Desde
que me contaron la historia siempre imaginé el paraíso verde, ajardinado y
lleno de frutales, nunca lejos de un río donde el agua corriera fuerte pero sin
agredir, igual que aquel hierbal de Urrestilla. Cuando visualizaba a Adán y Eva
expulsados de él, los veía caminar por el camino donde jugábamos. Las
dimensiones de mi mundo no daban para más. Con posterioridad, dependiendo
siempre de lo visto y lo relatado, formatos y escalas se han modificado a
velocidad inversamente proporcional a mi progresión biológica. Hoy, me cuesta
dar con la visualización de lo que sería el paraíso.
Puesto
a imaginar un paraíso, y teniendo en cuenta que no todos a una cabemos en
Lizarraga, me lo imagino como San Sebastián en Semana Grande, divertida,
participativa, plural y euskaldún, con toques sociales, responsables, y de
género. Cuesta superar nuestro nivel de satisfacción. Pero no me adapto en ese
paraíso.
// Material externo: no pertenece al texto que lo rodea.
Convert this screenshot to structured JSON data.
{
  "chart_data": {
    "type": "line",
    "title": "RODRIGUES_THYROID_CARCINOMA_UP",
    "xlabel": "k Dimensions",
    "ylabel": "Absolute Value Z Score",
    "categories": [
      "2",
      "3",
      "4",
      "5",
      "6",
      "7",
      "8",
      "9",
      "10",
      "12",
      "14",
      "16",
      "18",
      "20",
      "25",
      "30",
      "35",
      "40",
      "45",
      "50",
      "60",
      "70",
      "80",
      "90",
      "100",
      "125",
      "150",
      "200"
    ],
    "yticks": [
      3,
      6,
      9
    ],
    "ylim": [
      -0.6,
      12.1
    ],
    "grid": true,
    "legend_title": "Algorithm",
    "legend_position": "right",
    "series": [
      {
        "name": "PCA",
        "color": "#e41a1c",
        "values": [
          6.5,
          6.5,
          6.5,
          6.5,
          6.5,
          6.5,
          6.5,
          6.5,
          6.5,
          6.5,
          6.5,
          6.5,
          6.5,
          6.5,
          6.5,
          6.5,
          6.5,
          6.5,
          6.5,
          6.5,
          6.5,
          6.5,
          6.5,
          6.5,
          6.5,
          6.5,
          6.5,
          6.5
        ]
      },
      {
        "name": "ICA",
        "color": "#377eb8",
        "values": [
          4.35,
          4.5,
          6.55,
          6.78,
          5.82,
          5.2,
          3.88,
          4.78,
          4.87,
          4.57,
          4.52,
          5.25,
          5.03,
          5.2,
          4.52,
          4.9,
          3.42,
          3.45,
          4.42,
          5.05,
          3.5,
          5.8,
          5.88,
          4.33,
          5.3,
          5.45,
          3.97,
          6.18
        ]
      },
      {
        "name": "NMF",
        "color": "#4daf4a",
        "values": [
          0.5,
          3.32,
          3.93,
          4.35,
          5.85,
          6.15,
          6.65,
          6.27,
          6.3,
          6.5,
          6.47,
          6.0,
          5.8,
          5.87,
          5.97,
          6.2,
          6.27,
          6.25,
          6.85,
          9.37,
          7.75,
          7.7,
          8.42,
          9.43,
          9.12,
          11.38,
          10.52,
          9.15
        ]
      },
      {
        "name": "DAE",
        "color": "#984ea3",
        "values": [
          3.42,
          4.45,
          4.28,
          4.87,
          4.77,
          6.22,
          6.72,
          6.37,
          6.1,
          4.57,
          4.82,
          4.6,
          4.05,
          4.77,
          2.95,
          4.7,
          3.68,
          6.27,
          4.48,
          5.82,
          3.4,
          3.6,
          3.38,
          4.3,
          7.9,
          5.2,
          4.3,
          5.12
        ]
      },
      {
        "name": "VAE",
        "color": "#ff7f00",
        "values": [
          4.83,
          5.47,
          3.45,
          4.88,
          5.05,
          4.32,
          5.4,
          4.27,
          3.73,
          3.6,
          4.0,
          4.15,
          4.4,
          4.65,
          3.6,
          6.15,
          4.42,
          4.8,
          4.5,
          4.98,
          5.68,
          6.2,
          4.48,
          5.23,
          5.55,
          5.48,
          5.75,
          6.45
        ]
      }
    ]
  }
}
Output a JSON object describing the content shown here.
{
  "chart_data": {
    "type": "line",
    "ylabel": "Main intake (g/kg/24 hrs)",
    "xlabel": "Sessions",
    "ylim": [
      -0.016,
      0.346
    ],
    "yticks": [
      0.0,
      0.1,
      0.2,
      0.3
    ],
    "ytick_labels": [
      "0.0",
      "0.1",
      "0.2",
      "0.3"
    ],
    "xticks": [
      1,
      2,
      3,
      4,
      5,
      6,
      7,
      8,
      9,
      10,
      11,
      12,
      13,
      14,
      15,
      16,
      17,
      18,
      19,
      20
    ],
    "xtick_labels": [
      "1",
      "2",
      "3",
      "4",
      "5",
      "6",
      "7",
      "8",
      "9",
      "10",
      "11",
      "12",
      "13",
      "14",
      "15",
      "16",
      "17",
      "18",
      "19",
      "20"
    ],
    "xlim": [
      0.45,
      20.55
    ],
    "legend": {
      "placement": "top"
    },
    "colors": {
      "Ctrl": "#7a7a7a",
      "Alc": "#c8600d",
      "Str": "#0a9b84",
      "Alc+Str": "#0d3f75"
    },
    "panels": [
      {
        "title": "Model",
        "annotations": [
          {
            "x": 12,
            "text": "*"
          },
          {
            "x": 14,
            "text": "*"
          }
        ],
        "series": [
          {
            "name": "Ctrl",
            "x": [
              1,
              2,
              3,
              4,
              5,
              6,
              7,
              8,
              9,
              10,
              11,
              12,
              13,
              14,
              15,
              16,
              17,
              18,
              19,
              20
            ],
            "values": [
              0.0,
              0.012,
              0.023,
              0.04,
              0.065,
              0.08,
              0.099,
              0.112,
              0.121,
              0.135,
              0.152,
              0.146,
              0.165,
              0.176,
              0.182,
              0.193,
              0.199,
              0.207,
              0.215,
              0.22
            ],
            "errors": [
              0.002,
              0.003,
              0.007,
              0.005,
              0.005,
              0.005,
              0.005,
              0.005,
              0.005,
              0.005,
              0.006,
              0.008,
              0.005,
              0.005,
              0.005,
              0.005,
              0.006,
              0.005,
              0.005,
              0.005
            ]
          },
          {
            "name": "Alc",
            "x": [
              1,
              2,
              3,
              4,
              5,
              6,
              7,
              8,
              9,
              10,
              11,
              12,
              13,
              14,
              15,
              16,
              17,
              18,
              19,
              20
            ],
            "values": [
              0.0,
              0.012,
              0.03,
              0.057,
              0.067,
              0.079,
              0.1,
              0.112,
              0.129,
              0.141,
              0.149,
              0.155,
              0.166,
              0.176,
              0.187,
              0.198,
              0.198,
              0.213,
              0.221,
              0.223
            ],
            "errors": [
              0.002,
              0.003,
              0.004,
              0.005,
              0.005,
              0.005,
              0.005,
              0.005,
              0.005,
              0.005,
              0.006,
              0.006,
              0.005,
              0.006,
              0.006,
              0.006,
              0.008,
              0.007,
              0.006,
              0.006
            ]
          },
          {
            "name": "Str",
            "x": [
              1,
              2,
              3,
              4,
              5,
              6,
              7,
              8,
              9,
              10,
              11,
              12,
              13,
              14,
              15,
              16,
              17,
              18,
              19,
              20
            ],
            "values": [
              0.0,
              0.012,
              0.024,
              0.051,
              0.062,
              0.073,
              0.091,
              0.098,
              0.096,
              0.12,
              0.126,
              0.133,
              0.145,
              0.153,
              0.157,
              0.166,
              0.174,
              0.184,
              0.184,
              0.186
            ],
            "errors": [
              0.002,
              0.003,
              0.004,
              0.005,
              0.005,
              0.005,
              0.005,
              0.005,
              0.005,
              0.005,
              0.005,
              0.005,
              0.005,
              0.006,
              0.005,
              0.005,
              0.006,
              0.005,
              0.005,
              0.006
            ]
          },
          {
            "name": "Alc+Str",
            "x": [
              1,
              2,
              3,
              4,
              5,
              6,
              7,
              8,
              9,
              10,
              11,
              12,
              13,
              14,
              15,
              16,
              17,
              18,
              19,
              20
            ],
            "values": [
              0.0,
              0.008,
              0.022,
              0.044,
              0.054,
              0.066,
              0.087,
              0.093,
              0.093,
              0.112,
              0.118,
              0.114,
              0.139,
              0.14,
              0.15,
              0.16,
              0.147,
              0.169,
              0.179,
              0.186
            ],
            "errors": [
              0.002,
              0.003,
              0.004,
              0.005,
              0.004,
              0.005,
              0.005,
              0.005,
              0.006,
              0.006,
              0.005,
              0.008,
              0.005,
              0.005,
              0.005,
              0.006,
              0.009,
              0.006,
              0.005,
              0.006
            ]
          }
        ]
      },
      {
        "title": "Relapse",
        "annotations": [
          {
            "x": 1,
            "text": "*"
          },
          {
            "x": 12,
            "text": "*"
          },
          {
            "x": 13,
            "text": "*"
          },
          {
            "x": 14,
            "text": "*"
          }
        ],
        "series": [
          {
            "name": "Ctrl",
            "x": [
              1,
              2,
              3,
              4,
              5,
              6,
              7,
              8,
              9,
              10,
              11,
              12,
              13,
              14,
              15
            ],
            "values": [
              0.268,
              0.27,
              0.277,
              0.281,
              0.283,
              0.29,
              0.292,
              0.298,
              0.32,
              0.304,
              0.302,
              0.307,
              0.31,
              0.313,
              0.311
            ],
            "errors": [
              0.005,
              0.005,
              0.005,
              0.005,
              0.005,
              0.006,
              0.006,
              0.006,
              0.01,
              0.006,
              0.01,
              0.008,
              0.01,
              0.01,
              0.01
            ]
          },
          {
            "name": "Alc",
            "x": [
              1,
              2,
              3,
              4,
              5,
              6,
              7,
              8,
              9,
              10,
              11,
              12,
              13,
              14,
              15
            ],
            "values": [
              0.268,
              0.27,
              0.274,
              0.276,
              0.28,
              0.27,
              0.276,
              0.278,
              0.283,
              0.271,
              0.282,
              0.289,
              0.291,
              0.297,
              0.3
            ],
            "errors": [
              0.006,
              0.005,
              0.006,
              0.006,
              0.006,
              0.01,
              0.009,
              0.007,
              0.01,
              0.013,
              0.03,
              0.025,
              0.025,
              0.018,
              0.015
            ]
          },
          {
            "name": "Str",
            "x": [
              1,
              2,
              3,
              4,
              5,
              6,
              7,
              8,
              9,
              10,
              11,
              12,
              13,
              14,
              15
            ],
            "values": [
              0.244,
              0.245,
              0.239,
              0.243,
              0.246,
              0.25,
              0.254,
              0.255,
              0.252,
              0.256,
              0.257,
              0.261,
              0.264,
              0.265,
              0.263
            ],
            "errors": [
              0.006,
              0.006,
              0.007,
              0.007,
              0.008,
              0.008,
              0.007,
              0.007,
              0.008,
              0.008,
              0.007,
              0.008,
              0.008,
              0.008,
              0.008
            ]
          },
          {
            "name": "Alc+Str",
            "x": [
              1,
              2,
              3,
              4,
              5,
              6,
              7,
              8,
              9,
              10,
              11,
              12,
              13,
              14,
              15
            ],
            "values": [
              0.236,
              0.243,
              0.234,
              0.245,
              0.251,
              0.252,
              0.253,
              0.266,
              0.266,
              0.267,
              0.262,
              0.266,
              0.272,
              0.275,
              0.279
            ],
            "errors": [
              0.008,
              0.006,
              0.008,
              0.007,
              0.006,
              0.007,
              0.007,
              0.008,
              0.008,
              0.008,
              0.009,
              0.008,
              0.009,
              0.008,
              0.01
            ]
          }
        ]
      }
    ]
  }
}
Es como si todo el día tuviéramos que corretear, marido y mujer,
intentando afanarnos una silla libre en una terraza de café y, ante la
imposibilidad, decidiéramos que es un mal muy menor encontrar un espacio doble en
un banco público.
Siempre
solemos dar con un banco, y a buenas se está muy bien, pero al ser de
protección oficial no suele tener vista panorámica. Te das de morros con la
persiana envejecida de un ex comercio, la sucia puerta de un ex bar o un vulgar
escaparate de agencia de seguros. Es la única perspectiva que alcanzamos a
tener en hora punta y lugar céntrico. Y, con todo, nos queremos y queremos a la
ciudad, mucho. Ciudadanos, otro día.